Interessant ist an dieser Stelle das Engagement Willy Brandts in seiner Rolle als Außenminister. Bohr sieht das Engagement der SPD in der Kriegsverbrecherfrage als stellvertretend für die Ambivalenz der Partei mit der NS-Vergangenheit an. Diese „Mischung aus Pragmatismus und Misstrauen“ schreibt Bohr auch dem späteren Kanzler Brandt zu.
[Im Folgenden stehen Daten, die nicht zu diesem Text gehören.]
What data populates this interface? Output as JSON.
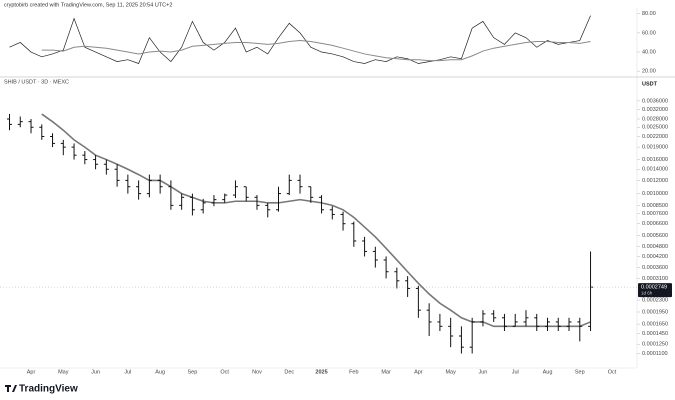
{
  "header": "cryptobirb created with TradingView.com, Sep 11, 2025 20:54 UTC+2",
  "footer": "TradingView",
  "chart_data": [
    {
      "type": "line",
      "ylim": [
        16,
        86
      ],
      "yticks": [
        {
          "value": 80,
          "label": "80.00"
        },
        {
          "value": 60,
          "label": "60.00"
        },
        {
          "value": 40,
          "label": "40.00"
        },
        {
          "value": 20,
          "label": "20.00"
        }
      ],
      "lines": [
        {
          "color": "#222222",
          "values": [
            45,
            50,
            40,
            35,
            38,
            42,
            75,
            45,
            40,
            35,
            30,
            32,
            28,
            55,
            40,
            30,
            45,
            72,
            50,
            42,
            50,
            65,
            40,
            45,
            38,
            55,
            70,
            60,
            45,
            40,
            38,
            35,
            30,
            28,
            32,
            30,
            35,
            33,
            28,
            30,
            32,
            35,
            33,
            65,
            72,
            55,
            48,
            60,
            55,
            45,
            52,
            48,
            50,
            52,
            78,
            null,
            null
          ]
        },
        {
          "color": "#8a8a8a",
          "values": [
            null,
            null,
            null,
            42,
            42,
            41,
            45,
            46,
            45,
            44,
            42,
            40,
            38,
            40,
            41,
            40,
            42,
            46,
            47,
            48,
            49,
            50,
            50,
            49,
            48,
            49,
            51,
            52,
            51,
            49,
            47,
            44,
            41,
            38,
            36,
            34,
            33,
            32,
            32,
            31,
            31,
            32,
            32,
            36,
            41,
            44,
            46,
            48,
            50,
            51,
            51,
            50,
            50,
            49,
            51,
            null,
            null
          ]
        }
      ]
    },
    {
      "type": "ohlc",
      "title": "SHIB / USDT · 3D · MEXC",
      "unit": "USDT",
      "log_scale": true,
      "ylim": [
        9e-05,
        0.0048
      ],
      "yticks": [
        {
          "value": 0.0036,
          "label": "0.0036000"
        },
        {
          "value": 0.0032,
          "label": "0.0032000"
        },
        {
          "value": 0.0028,
          "label": "0.0028000"
        },
        {
          "value": 0.0025,
          "label": "0.0025000"
        },
        {
          "value": 0.0022,
          "label": "0.0022000"
        },
        {
          "value": 0.0019,
          "label": "0.0019000"
        },
        {
          "value": 0.0016,
          "label": "0.0016000"
        },
        {
          "value": 0.0014,
          "label": "0.0014000"
        },
        {
          "value": 0.0012,
          "label": "0.0012000"
        },
        {
          "value": 0.001,
          "label": "0.0010000"
        },
        {
          "value": 0.00085,
          "label": "0.0008500"
        },
        {
          "value": 0.00076,
          "label": "0.0007600"
        },
        {
          "value": 0.00066,
          "label": "0.0006600"
        },
        {
          "value": 0.00056,
          "label": "0.0005600"
        },
        {
          "value": 0.00048,
          "label": "0.0004800"
        },
        {
          "value": 0.00042,
          "label": "0.0004200"
        },
        {
          "value": 0.00036,
          "label": "0.0003600"
        },
        {
          "value": 0.00031,
          "label": "0.0003100"
        },
        {
          "value": 0.00023,
          "label": "0.0002300"
        },
        {
          "value": 0.000195,
          "label": "0.0001950"
        },
        {
          "value": 0.000165,
          "label": "0.0001650"
        },
        {
          "value": 0.000145,
          "label": "0.0001450"
        },
        {
          "value": 0.000125,
          "label": "0.0001250"
        },
        {
          "value": 0.00011,
          "label": "0.0001100"
        }
      ],
      "categories": [
        null,
        null,
        "Apr",
        null,
        null,
        "May",
        null,
        null,
        "Jun",
        null,
        null,
        "Jul",
        null,
        null,
        "Aug",
        null,
        null,
        "Sep",
        null,
        null,
        "Oct",
        null,
        null,
        "Nov",
        null,
        null,
        "Dec",
        null,
        null,
        "2025",
        null,
        null,
        "Feb",
        null,
        null,
        "Mar",
        null,
        null,
        "Apr",
        null,
        null,
        "May",
        null,
        null,
        "Jun",
        null,
        null,
        "Jul",
        null,
        null,
        "Aug",
        null,
        null,
        "Sep",
        null,
        null,
        "Oct"
      ],
      "color": "#111111",
      "open": [
        0.0028,
        0.0026,
        0.0027,
        0.0025,
        0.0022,
        0.002,
        0.0019,
        0.0017,
        0.0016,
        0.0015,
        0.0014,
        0.0012,
        0.0011,
        0.001,
        0.0012,
        0.0011,
        0.00085,
        0.00095,
        0.0008,
        0.00088,
        0.00092,
        0.00098,
        0.0011,
        0.00095,
        0.00085,
        0.0008,
        0.001,
        0.0012,
        0.0011,
        0.00095,
        0.0008,
        0.00075,
        0.00066,
        0.00052,
        0.00045,
        0.0004,
        0.00034,
        0.0003,
        0.00027,
        0.0002,
        0.00017,
        0.00016,
        0.00014,
        0.00012,
        0.00017,
        0.00019,
        0.00018,
        0.00016,
        0.00017,
        0.00018,
        0.00016,
        0.00017,
        0.00016,
        0.00017,
        0.00016,
        null,
        null
      ],
      "high": [
        0.003,
        0.0029,
        0.0028,
        0.0026,
        0.0023,
        0.0021,
        0.002,
        0.0018,
        0.0017,
        0.0016,
        0.0015,
        0.0013,
        0.0012,
        0.0013,
        0.0013,
        0.0012,
        0.001,
        0.001,
        0.00093,
        0.00098,
        0.001,
        0.0012,
        0.0011,
        0.00098,
        0.00088,
        0.0011,
        0.0013,
        0.0013,
        0.0011,
        0.00098,
        0.00084,
        0.00078,
        0.00068,
        0.00055,
        0.00048,
        0.00042,
        0.00036,
        0.00032,
        0.00028,
        0.00022,
        0.00019,
        0.00018,
        0.00016,
        0.00018,
        0.0002,
        0.0002,
        0.00019,
        0.00019,
        0.0002,
        0.00019,
        0.00018,
        0.00018,
        0.00018,
        0.00018,
        0.00045,
        null,
        null
      ],
      "low": [
        0.0024,
        0.0025,
        0.0023,
        0.0021,
        0.0019,
        0.0017,
        0.0016,
        0.0015,
        0.0014,
        0.0013,
        0.0011,
        0.001,
        0.00092,
        0.00095,
        0.001,
        0.0008,
        0.0008,
        0.00074,
        0.00076,
        0.00084,
        0.00088,
        0.00094,
        0.0009,
        0.0008,
        0.00072,
        0.00078,
        0.00098,
        0.001,
        0.00088,
        0.00076,
        0.0007,
        0.0006,
        0.00048,
        0.00042,
        0.00036,
        0.00031,
        0.00027,
        0.00024,
        0.00018,
        0.00014,
        0.00015,
        0.00012,
        0.00011,
        0.00011,
        0.00016,
        0.00017,
        0.00015,
        0.00016,
        0.00016,
        0.00015,
        0.00015,
        0.00015,
        0.00015,
        0.00013,
        0.00015,
        null,
        null
      ],
      "close": [
        0.0026,
        0.0027,
        0.0025,
        0.0022,
        0.002,
        0.0019,
        0.0017,
        0.0016,
        0.0015,
        0.0014,
        0.0012,
        0.0011,
        0.001,
        0.0012,
        0.0011,
        0.00085,
        0.00095,
        0.0008,
        0.00088,
        0.00092,
        0.00098,
        0.0011,
        0.00095,
        0.00085,
        0.0008,
        0.001,
        0.0012,
        0.0011,
        0.00095,
        0.0008,
        0.00075,
        0.00066,
        0.00052,
        0.00045,
        0.0004,
        0.00034,
        0.0003,
        0.00027,
        0.0002,
        0.00017,
        0.00016,
        0.00014,
        0.00012,
        0.00017,
        0.00019,
        0.00018,
        0.00016,
        0.00017,
        0.00018,
        0.00016,
        0.00017,
        0.00016,
        0.00017,
        0.00016,
        0.0002749,
        null,
        null
      ],
      "lines": [
        {
          "color": "#777777",
          "values": [
            null,
            null,
            null,
            0.003,
            0.0027,
            0.0024,
            0.0021,
            0.0019,
            0.0017,
            0.0016,
            0.0015,
            0.0014,
            0.0013,
            0.0012,
            0.0012,
            0.0011,
            0.001,
            0.00095,
            0.0009,
            0.00088,
            0.00088,
            0.0009,
            0.0009,
            0.0009,
            0.00088,
            0.00088,
            0.0009,
            0.00092,
            0.0009,
            0.00088,
            0.00085,
            0.0008,
            0.00072,
            0.00063,
            0.00055,
            0.00047,
            0.0004,
            0.00034,
            0.00029,
            0.00025,
            0.00022,
            0.0002,
            0.00018,
            0.00017,
            0.00017,
            0.00016,
            0.00016,
            0.00016,
            0.00016,
            0.00016,
            0.00016,
            0.00016,
            0.00016,
            0.00016,
            0.00017,
            null,
            null
          ]
        }
      ],
      "price_label": {
        "value": 0.0002749,
        "label": "0.0002749"
      },
      "countdown": "1d 6h"
    }
  ]
}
Den dritten zeitlichen Abschnitt macht Bohr zwischen 1969 und 1982 aus. Mit der Wahl Willy Brandts zum Kanzler 1969 setzt die sozialliberale Ära in der Bundesrepublik ein. Bezüglich der weiter im Ausland inhaftierten Kriegsverbrecher bemühte sich die Regierung „intensiver als je zuvor“ (S.221). Selbst in der berühmten Rede Brandts zum 8. Mai 1970 findet Felix Bohr Hinweise darauf: „Und wir erinnern uns auch daran, dass Schuld sehr unterschiedlich gemessen werden kann, so dass es immer noch Häftlinge gibt, die sich in fremden Gewahrsam befinden“ (S.223). Dies kann als Kritik an den Haftländern gelesen werden. Die verbliebenen Inhaftierten wurden nichtsdestotrotz als „Hypothek“ gesehen, welche die zwischenstaatlichen Beziehungen belasteten. So blieb das Engagement für sie weiter auch weitgehend im Stillen. Es ließ sich jedoch nicht vermeiden, dass immer wieder öffentliche Diskussionen entstanden. Denn auch die Unterstützenden der Inhaftierten arbeiteten weiter, argumentierten etwas im Falle Kapplers, dieser habe seine Taten bereut und er sei gar kein „echter“ Kriegsverbrecher. Auch im von Bohr veranschlagten vierten zeitlichen Abschnitt (1982 bis 1989) wurden die Bemühungen auf allen Seiten fortgesetzt. Die Anzahl der Inhaftierten hatte sich durch die erfolgreiche Flucht Kapplers und zwei Tode in Breda zwischenzeitlich dezimiert. Mit dem Verband der Heimkehrer zog sich jedoch der größte Lobbyverband Anfang der 1980er Jahre zurück. Das Bild der von seinen Mitgliedern proklamierten „sauberen Wehrmacht“ bestand in weiten Teilen der bundesrepublikanischen Bevölkerung weiterhin fort. Dass es letztendlich zu einer Entlassung der letzten beiden in Breda inhaftierten NS-Verbrecher kam, ist auch einer Veränderung des politischen Klimas in den Niederlanden zuzuschreiben. Letztendlich war es aber ohne die langjährigen Bemühungen von Seiten der Bundesrepublik unmöglich.

Fazit

„Die Kriegsverbrecherlobby“ ist ein äußerst dicht geschriebenes Buch. Felix Bohr spart sich jedoch aufwendige Exkurse. Seine zahlreich einordnenden Passagen, die den Leser*innen eine gutes Verständnis ermöglichen, fallen eher in Nebensätzen, so dass bereits nach wenigen Zeilen die wichtigsten Informationen gegeben sind und sich weiter dem Hauptthema der Studie gewidmet wird. Die Studie bietet einen guten Überblick über ein bisher kaum bekanntes Thema.